Fridberg, DJ, Vollmer, JM, O'Donnell, BF, et Skosnik, PD (2011). Les utilisateurs de cannabis diffèrent des non-utilisateurs sur les mesures de la personnalité et de la schizotypie. Psychiatrie Research, 186 (1), 46-52. doi: http://dx.doi.org/10.1016/j.psychres.2010.07.035

Malouff, JM, Thorsteinsson, EB, et Schutte, NS (2005). La relation entre le modèle à cinq facteurs de la personnalité et les symptômes des troubles cliniques: une méta-analyse. Journal of Psychopathology and Behavioral Assessment, 27 (2), 101-114.

McLaren, JA, Silins, E., Hutchinson, D., Mattick, RP, et Hall, W. (2010). Évaluation des preuves d'un lien de causalité entre le cannabis et la psychose: un examen des études de cohorte. Le journal international sur la politique de drogue, 21 (1), 10-19.

Proal, AC, Fleming, J., Galvez-Buccollini, JA, et DeLisi, LE (2014). Une étude familiale contrôlée des usagers de cannabis avec et sans psychose. Schizophrenia Research, 152 (1), 283-288.

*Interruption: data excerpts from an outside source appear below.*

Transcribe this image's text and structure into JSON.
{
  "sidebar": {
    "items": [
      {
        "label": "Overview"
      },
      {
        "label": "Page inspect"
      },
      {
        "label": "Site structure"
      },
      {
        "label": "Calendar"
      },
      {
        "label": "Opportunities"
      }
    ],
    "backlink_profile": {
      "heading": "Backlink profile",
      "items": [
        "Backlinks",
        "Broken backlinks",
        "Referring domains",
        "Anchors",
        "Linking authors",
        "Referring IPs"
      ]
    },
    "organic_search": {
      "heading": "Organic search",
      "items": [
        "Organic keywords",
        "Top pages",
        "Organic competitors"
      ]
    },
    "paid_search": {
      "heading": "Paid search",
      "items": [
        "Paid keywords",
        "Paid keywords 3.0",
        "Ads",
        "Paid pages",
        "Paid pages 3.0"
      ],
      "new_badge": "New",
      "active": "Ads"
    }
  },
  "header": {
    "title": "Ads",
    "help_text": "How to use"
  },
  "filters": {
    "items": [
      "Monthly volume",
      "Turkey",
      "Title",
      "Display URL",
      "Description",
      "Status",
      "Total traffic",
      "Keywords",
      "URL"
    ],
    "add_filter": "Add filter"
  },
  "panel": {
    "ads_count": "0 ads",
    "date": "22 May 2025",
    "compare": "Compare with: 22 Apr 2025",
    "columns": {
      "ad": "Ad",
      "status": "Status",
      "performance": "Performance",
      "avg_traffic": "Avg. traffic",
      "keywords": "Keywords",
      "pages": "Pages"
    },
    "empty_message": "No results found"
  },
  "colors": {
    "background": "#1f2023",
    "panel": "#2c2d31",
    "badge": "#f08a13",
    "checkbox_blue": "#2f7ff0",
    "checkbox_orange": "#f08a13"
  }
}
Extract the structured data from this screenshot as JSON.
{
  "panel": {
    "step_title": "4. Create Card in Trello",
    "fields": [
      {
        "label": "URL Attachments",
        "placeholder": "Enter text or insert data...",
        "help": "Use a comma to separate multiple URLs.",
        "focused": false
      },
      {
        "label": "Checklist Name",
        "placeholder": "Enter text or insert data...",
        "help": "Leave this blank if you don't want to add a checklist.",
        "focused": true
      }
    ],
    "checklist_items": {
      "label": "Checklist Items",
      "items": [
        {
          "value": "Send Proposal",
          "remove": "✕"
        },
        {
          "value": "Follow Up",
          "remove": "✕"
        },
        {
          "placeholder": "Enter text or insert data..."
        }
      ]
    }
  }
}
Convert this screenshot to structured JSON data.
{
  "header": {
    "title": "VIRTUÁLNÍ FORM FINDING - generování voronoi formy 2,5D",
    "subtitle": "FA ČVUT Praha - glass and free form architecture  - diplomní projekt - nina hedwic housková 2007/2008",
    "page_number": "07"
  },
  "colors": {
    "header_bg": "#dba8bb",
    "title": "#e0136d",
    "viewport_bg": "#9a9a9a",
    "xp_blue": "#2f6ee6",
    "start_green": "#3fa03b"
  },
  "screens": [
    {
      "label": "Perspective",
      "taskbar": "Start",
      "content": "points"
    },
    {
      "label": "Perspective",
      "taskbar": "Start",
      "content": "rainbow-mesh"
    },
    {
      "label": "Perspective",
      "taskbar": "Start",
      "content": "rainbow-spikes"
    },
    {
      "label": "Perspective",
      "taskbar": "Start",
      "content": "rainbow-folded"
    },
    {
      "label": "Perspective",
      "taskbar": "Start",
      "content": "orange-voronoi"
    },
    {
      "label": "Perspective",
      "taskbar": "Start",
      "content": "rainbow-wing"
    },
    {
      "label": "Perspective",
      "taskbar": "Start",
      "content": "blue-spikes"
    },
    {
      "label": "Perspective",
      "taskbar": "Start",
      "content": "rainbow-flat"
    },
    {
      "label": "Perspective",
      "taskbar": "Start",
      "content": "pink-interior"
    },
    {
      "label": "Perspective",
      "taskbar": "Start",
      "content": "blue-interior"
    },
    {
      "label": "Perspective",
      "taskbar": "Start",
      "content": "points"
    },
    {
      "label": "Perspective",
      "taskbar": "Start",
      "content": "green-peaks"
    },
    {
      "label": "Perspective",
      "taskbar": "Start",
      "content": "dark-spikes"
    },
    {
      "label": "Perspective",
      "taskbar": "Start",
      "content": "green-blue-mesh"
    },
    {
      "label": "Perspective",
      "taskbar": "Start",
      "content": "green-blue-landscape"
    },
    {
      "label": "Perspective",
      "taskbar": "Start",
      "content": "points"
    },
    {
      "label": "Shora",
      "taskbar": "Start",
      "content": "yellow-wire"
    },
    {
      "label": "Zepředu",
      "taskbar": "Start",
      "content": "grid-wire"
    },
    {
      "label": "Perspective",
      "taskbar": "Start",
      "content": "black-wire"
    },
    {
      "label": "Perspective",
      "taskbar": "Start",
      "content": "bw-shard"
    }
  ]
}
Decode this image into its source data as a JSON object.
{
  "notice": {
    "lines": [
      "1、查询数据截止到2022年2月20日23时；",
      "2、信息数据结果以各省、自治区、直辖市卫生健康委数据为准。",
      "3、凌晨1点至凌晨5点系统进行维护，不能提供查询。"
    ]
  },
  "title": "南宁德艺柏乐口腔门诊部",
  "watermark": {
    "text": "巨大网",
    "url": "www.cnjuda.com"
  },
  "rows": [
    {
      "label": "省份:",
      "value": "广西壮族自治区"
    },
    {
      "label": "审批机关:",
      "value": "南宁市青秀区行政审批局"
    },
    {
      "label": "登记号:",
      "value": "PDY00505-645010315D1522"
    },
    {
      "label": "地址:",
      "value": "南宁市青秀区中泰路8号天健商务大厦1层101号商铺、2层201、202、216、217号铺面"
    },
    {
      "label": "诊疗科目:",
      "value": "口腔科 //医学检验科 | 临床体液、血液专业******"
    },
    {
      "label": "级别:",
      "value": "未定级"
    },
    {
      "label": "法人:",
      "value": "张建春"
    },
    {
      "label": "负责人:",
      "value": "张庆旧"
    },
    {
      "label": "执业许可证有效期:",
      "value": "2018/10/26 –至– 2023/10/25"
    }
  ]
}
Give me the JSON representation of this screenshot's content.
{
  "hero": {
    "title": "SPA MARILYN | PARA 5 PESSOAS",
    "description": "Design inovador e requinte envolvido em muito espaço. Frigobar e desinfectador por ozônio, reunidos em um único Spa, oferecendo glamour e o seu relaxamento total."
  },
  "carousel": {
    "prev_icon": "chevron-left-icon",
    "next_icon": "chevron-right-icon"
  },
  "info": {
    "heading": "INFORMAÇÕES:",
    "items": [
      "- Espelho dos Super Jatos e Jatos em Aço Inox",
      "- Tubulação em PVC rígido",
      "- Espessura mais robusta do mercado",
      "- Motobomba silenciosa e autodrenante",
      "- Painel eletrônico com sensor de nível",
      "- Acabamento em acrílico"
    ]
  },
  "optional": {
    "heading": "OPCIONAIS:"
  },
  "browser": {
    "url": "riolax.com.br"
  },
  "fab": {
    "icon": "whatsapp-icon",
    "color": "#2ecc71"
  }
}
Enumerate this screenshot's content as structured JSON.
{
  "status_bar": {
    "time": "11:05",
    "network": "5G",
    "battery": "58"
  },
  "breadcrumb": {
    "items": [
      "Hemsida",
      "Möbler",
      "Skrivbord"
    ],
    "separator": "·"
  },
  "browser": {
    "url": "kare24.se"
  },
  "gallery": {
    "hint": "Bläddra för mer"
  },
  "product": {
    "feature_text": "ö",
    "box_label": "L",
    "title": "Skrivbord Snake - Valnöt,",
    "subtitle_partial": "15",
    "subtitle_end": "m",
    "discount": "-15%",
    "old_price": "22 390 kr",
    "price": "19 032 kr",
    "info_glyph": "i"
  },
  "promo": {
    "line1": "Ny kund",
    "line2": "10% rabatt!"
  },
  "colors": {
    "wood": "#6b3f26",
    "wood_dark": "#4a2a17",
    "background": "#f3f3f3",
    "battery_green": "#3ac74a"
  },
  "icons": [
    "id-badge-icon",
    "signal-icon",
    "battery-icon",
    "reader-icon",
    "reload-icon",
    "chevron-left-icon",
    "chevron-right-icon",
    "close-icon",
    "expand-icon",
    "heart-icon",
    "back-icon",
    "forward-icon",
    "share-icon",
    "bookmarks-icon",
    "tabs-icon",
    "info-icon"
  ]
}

Schiffman, J., Nakamura, B., Earleywine, M., et LaBrie, J. (2005). Les symptômes de la schizotypie précèdent l'usage du cannabis. Psychiatrie Research, 134 (1), 37-42. doi: http://dx.doi.org/10.1016/j.psychres.2005.01.004

van Os, J. et Jones, PB (2001). Le névrosisme comme facteur de risque pour la schizophrénie. Psychol Med, 31 , 1129 – 1134.

van Os, J., et Kapur, S. (2009). Schizophrénie. Le Lancet, 374 (9690), 635-645.